11. FOI Portal, by mySociety, Article 19 East Africa (Kenya)
“We will launch East Africa’s first online portal for Freedom of Information (FOI) requests in Kenya to help journalists and citizens use new access to information legislation to create high-impact public interest stories.”

12. FRONTLINE, by African Defence Review (South Africa)
“We will transform the well-established African Defence Review (ADR) into an African version of https://www.bellingcat.com/ that uses satellite images and other digital ‘open intelligence’ sources to shine a light on African war zones and the murky economies that fund conflict.”

13. Graphic Journalism Hub, by ONA Systems (Tanzania)
“We will establish Africa’s first Graphic Journalism hub for visual storytelling, using graphic novel /comic animations, to produce news as mobile-optimised social video and graphic novels for multiple African media partners.”

14. Hospital Helper, by Health-E News (South Africa)
“We will create South Africa’s first geo-data tools and journalism for checking the safety/health rating of your local hospital or clinic, based on official government audits or inspection results.”

15. InfoFinder, by AfricaCheck (Kenya, Nigeria , South Africa, Senegal)
“Africa is awash in unverified data. We will further develop AfricaCheck’s ‘info finder’  tool by expanding the number of pre-verified data sources to help media and the public to check claims.”

16. LiveWire, by Grass Root Nation (South Africa)
“Mainstream media is out of touch with grassroots communities. We will build on our popular petition and community mobilisation tools to create a crowdsourced ‘PR Wire’ service that alerts mainstream broadcast and print media about mass events (pickets, marches, protests) by grassroots communities.”

17. MembaO, by Code for Sierra Leone (Sierra Leone)“We will build West Africa’s first data-driven platform that uses parliamentary records and investigative research to strengthen citizen oversight of elected politicians and Parliament itself.”

18. MeshNews, by Outernet, DataZetu (Tanzania)“Much of Africa is still offline. Outernet will harness satellite and radio technologies to broadcast digital news and interactive data journalism content to rural audiences in Africa who don’t have traditional internet coverage.”

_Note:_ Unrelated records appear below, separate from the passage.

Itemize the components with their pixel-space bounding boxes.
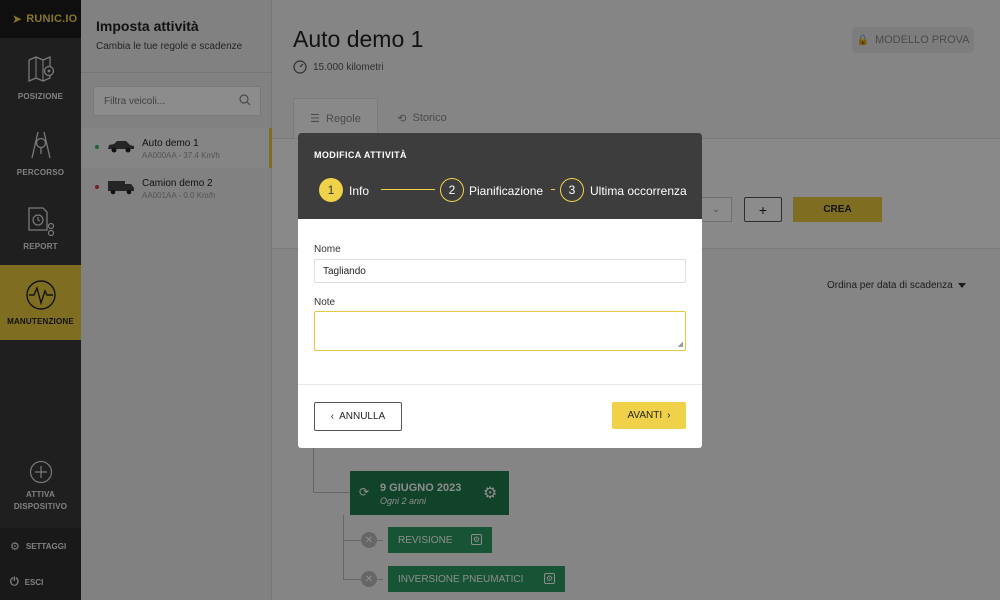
edit-activity-modal: MODIFICA ATTIVITÀ 1 Info 2 Pianificazion… [298,133,702,448]
step-connector [551,189,555,190]
next-button[interactable]: AVANTI › [612,402,686,429]
step-3-label: Ultima occorrenza [590,184,687,198]
name-label: Nome [314,244,341,255]
notes-textarea[interactable]: ◢ [314,311,686,351]
step-1-label: Info [349,184,370,198]
chevron-right-icon: › [667,410,671,421]
step-2-indicator[interactable]: 2 [440,178,464,202]
modal-header: MODIFICA ATTIVITÀ 1 Info 2 Pianificazion… [298,133,702,219]
step-3-indicator[interactable]: 3 [560,178,584,202]
step-connector [381,189,435,190]
modal-footer-divider [298,384,702,385]
chevron-left-icon: ‹ [330,411,335,422]
step-2-label: Pianificazione [469,184,544,198]
resize-handle-icon[interactable]: ◢ [678,340,683,348]
notes-label: Note [314,297,336,308]
step-1-indicator[interactable]: 1 [319,178,343,202]
cancel-button[interactable]: ‹ ANNULLA [314,402,402,431]
name-input[interactable]: Tagliando [314,259,686,283]
modal-title: MODIFICA ATTIVITÀ [314,150,407,160]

19. NewsBot, by Atchai, Star (Kenya),  Punch (Nigeria)“We will pioneer rapid-deployment news gathering tools using Facebook/SMS based chat-bots, that will help journalists quickly collect opinion data and eyewitness accounts though polls and surveys.”

20. Overlay, by Paul Watson, formerly of Storyful (pan-Africa)“We will tackle fake news and ‘post-fact’ information in the news reportage by creating a journalist-sourced verification information network integrated directly into social media platform timelines.”

21. OpenGazettes, by AfriLII, the International Centre for Investigative Reporting (Nigeria)“Government gazettes are a goldmine of actionable information. We will liberate Nigeria’s gazettes by digitising and turning them into structured searchable data for free access by journalists, activists and business users.”

22. DECLARE, by Media Monitoring Africa (South Africa)“We will create Africa’s first interactive site for journalists and media organisations to disclose their interests to help combat conflicts of interest and to help fact-checkers identify credible media professions in their fight against fake news.”